By Jennifer Grigg
Nov. 26, 2014, Port Severn, Ont. - I was watching A Good Job: Stories of the FDNY on TV. Vincent Dunn was talking about when he was promoted to district chief 10 years after 12 FDNY firefighters lost their lives in a building collapse, and he began writing book after book about structural collapse. He told his wife that information just kept pouring out of him, and it became his post-traumatic stress debriefing.
By Jennifer Grigg
It just goes to show you that sooner or later, those traumatic calls catch up with each and every one of us. We may react differently – some may be affected more than others; but if a tough, veteran New York firefighter like Dunn can admit to experiencing stress reactions, we can all learn from that.
Several of the FDNY firefighters discussed how they were affected by a fire in which 87 people died – an intentionally set fire. One firefighter described body after body after body, and explained that he made a point of not looking at their faces, because it was the only way to keep doing what had to be done. Another firefighter said, “You can only talk to your fellow firefighters about it. You can’t bring things like that home to your wife.”
A female firefighter talked about how she had gotten caught in a fire and could feel the flames burning her neck. She had to jump out of a building because the fire escape was burning, and then spent three months in a burn unit recovering. She also experienced severe post-traumatic stress disorder (PTSD). Amazingly, she was able to return to work eventually.
Steve Buscemi, the actor who was once a FDNY firefighter, interviewed several former fellow firefighters and had them tell their stories. When the attacks occurred on the World Trade Towers, Buscemi returned to his bunker gear to help out at Ground Zero. The firefighters in the documentary shared the struggle of trying to process the loss of 343 firefighters, many who they knew personally. They acknowledged how Sept. 11 changed the way that firefighters deal with loss that they experience on the job; the mindset, they said, has gone from being tough guys who just pushed on through and didn’t talk about their feelings, to a supportive environment in which they are encouraged to talk about what they’re going through and help each other.

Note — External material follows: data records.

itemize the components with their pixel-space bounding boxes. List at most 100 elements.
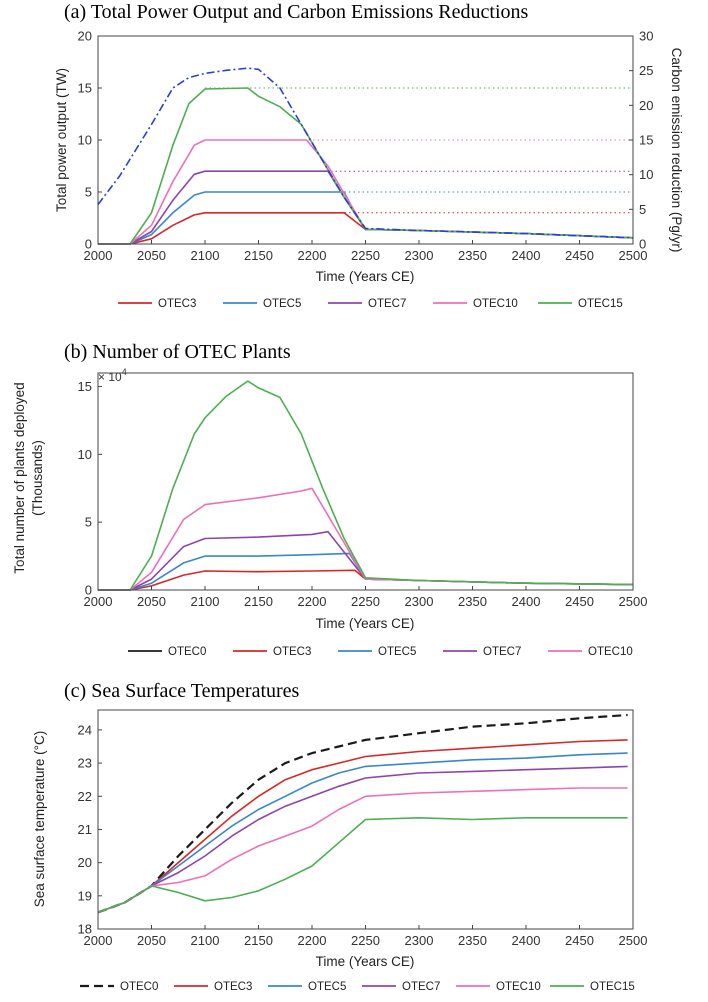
panel-b-x-ticks: 2000 2050 2100 2150 2200 2250 2300 2350 2400 2450… [84, 586, 648, 609]
legend-label: OTEC5 [263, 298, 301, 310]
y-tick-label: 22 [78, 789, 92, 804]
x-tick-label: 2250 [351, 248, 380, 263]
panel-c-x-ticks: 2000 2050 2100 2150 2200 2250 2300 2350 2400 2450… [84, 925, 647, 948]
y-right-tick-label: 5 [639, 202, 646, 217]
y-tick-label: 0 [85, 583, 92, 598]
x-tick-label: 2050 [137, 248, 166, 263]
legend-label: OTEC0 [120, 981, 158, 993]
panel-a-plot [97, 67, 634, 245]
x-tick-label: 2300 [405, 933, 434, 948]
legend-label: OTEC15 [590, 981, 635, 993]
x-tick-label: 2200 [298, 248, 327, 263]
panel-b-plot [98, 380, 634, 591]
x-tick-label: 2450 [565, 594, 594, 609]
panel-c-legend: OTEC0 OTEC3 OTEC5 OTEC7 OTEC10 OTEC15 [80, 981, 635, 993]
series-line-otec15 [98, 87, 634, 245]
legend-label: OTEC10 [473, 298, 518, 310]
y-tick-label: 20 [78, 29, 92, 44]
y-right-tick-label: 0 [639, 237, 646, 252]
legend-label: OTEC3 [158, 298, 196, 310]
y-tick-label: 0 [85, 237, 92, 252]
series-line-otec7 [97, 765, 628, 914]
y-right-tick-label: 30 [639, 29, 653, 44]
y-right-tick-label: 15 [639, 133, 653, 148]
x-tick-label: 2300 [405, 248, 434, 263]
legend-label: OTEC5 [378, 646, 416, 658]
y-tick-label: 15 [78, 81, 92, 96]
x-tick-label: 2100 [191, 933, 220, 948]
y-right-tick-label: 20 [639, 98, 653, 113]
panel-sea-surface-temperature: (c) Sea Surface Temperatures 2000 2050 210… [32, 680, 647, 993]
x-tick-label: 2150 [244, 933, 273, 948]
x-tick-label: 2000 [84, 248, 113, 263]
panel-c-y-ticks: 18 19 20 21 22 23 24 [78, 722, 102, 937]
panel-a-x-label: Time (Years CE) [316, 269, 415, 284]
panel-b-title: (b) Number of OTEC Plants [64, 341, 291, 363]
panel-a-y-right-ticks: 0 5 10 15 20 25 30 [629, 29, 653, 252]
series-line-otec5 [98, 191, 634, 245]
legend-item-otec3: OTEC3 [174, 981, 252, 993]
series-line-otec5 [98, 552, 634, 591]
panel-b-exponent-power: 4 [122, 367, 127, 377]
legend-label: OTEC0 [168, 646, 206, 658]
x-tick-label: 2500 [619, 248, 648, 263]
x-tick-label: 2250 [351, 594, 380, 609]
y-tick-label: 5 [85, 515, 92, 530]
panel-plant-count: (b) Number of OTEC Plants 2000 2050 2100 21… [12, 341, 647, 658]
legend-item-otec5: OTEC5 [338, 646, 416, 658]
legend-label: OTEC10 [496, 981, 541, 993]
legend-item-otec15: OTEC15 [550, 981, 635, 993]
legend-label: OTEC7 [402, 981, 440, 993]
panel-b-y-ticks: 0 5 10 15 [78, 379, 102, 598]
y-right-tick-label: 10 [639, 167, 653, 182]
legend-item-otec7: OTEC7 [328, 298, 406, 310]
panel-a-y-ticks: 0 5 10 15 20 [78, 29, 102, 252]
panel-power-output: (a) Total Power Output and Carbon Emissi… [54, 1, 684, 310]
panel-c-plot [97, 713, 628, 914]
series-line-otec3 [97, 739, 628, 914]
panel-b-x-label: Time (Years CE) [316, 616, 415, 631]
panel-c-x-label: Time (Years CE) [316, 954, 415, 969]
legend-item-otec5: OTEC5 [268, 981, 346, 993]
x-tick-label: 2000 [84, 933, 113, 948]
x-tick-label: 2100 [191, 594, 220, 609]
x-tick-label: 2050 [137, 933, 166, 948]
legend-item-otec3: OTEC3 [118, 298, 196, 310]
x-tick-label: 2000 [84, 594, 113, 609]
legend-item-otec10: OTEC10 [456, 981, 541, 993]
panel-a-y-label: Total power output (TW) [54, 68, 69, 212]
y-tick-label: 21 [78, 822, 92, 837]
panel-b-legend: OTEC0 OTEC3 OTEC5 OTEC7 OTEC10 [128, 646, 633, 658]
panel-a-legend: OTEC3 OTEC5 OTEC7 OTEC10 OTEC15 [118, 298, 623, 310]
x-tick-label: 2100 [191, 248, 220, 263]
legend-label: OTEC7 [483, 646, 521, 658]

Although there can be a heaviness surrounding the profession of fire fighting – PTSD, injuries, fatalities, cancer – there is an equal, if not greater, lightness. The laughter, the friendly banter, the rich history and tradition, the brotherhood. Strong bonds are formed by adversity, and the lighter moments are an important part of maintaining that bond. “My life has taken me to a lot of different places,” Buscemi said. “But I keep coming back. It’s not the fighting fires – I can’t do that anymore. It’s the guys. It’s the family.”